Two quick observations as the "stimulus" bill works its way through the bowels of the legislature:
I think that I am going to be as annoyed over the next 4-8 years by policy makers who advocate spending increases without matching tax increases as I have been the last 8 years by policy makers who advocate tax cuts without matching spending cuts.
I think that I am going to be as annoyed over the next 4-8 years by policy makers who exaggerate the demand-side multiplier effects of government spending or tax cuts as I have been the last 8 years by policy makers who exaggerate the supply-side revenue effects of reductions in marginal tax rates.

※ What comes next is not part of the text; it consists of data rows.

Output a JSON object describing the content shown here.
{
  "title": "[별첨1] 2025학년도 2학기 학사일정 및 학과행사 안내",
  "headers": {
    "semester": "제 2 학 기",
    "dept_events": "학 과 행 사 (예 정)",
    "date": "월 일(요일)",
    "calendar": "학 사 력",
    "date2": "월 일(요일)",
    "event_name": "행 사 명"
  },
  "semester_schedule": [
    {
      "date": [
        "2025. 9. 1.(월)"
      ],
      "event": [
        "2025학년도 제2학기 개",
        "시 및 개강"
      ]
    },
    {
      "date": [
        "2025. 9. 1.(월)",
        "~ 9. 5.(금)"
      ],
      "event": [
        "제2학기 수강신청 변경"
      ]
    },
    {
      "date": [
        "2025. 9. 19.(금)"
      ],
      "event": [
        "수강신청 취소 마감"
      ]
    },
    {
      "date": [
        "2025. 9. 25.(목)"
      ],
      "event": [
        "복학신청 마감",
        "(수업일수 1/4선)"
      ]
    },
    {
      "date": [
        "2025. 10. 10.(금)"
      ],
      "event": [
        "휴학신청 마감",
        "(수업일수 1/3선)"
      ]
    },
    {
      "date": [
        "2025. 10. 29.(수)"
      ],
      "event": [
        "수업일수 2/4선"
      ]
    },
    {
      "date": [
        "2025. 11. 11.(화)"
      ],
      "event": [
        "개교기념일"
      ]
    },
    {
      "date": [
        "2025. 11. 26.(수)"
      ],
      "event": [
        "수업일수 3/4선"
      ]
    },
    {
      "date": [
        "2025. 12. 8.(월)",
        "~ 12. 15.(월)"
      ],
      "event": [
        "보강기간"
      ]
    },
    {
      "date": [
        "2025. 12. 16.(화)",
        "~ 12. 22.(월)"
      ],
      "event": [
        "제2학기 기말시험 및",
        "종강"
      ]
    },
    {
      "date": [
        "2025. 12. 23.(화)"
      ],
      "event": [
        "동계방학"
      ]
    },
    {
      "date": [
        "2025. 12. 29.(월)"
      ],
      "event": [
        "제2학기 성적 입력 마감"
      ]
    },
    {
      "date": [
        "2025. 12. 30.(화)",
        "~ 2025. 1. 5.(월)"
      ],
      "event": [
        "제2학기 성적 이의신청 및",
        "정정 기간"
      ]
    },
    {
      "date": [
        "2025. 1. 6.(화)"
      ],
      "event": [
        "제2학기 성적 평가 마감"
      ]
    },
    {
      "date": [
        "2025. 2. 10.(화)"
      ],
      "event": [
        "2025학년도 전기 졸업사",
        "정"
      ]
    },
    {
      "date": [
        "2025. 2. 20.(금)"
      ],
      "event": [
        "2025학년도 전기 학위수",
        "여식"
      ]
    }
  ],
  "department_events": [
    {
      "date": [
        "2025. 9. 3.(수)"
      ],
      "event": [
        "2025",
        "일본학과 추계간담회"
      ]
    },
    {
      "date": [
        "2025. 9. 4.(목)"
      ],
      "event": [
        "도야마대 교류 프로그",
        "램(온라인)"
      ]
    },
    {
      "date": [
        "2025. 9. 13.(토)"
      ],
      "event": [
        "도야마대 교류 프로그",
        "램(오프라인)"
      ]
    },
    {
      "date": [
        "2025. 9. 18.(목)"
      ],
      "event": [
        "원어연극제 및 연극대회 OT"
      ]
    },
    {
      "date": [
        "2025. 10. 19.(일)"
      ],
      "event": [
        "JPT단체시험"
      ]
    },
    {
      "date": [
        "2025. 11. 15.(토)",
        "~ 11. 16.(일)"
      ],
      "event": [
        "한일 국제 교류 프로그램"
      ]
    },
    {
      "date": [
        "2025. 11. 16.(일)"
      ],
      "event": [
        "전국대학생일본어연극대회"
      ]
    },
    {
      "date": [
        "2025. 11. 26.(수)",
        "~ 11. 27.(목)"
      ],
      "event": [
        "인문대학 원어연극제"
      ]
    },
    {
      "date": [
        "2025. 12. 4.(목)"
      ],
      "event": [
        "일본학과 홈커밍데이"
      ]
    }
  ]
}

"We believe--or we act as if we believed--that although an individual father cannot alienate the labor of his son, the aggregate body of fathers may alienate the labor of all their sons, of their posterity, in the aggregate, and oblige them to pay for all the enterprises, just or unjust, profitable or ruinous, into which our vices, our passions or our personal interests may lead us. But I trust that this proposition needs only to be looked at by an American to be seen in its true point of view, and that we shall all consider ourselves unauthorized to saddle posterity with our debts, and morally bound to pay them ourselves; and consequently within what may be deemed the period of a generation, or the life of the majority." --Thomas Jefferson to John Wayles Eppes, 1813. ME 13:357
Every policy in this "stimulus" bill that does not go for long-term capital projects where the benefits are large relative to the costs should be purged. If they are kept, then the bill itself should also legislate the tax increases in the near future that will pay for them. More from Jefferson:
"It is a wise rule and should be fundamental in a government disposed to cherish its credit and at the same time to restrain the use of it within the limits of its faculties, "never to borrow a dollar without laying a tax in the same instant for paying the interest annually and the principal within a given term; and to consider that tax as pledged to the creditors on the public faith." On such a pledge as this, sacredly observed, a government may always command, on a reasonable interest, all the lendable money of their citizens, while the necessity of an equivalent tax is a salutary warning to them and their constituents against oppressions, bankruptcy, and its inevitable consequence, revolution." --Thomas Jefferson to John Wayles Eppes, 1813. ME 13:269
You want bipartisanship? How about both parties start taking their cues from the original Democratic-Republican?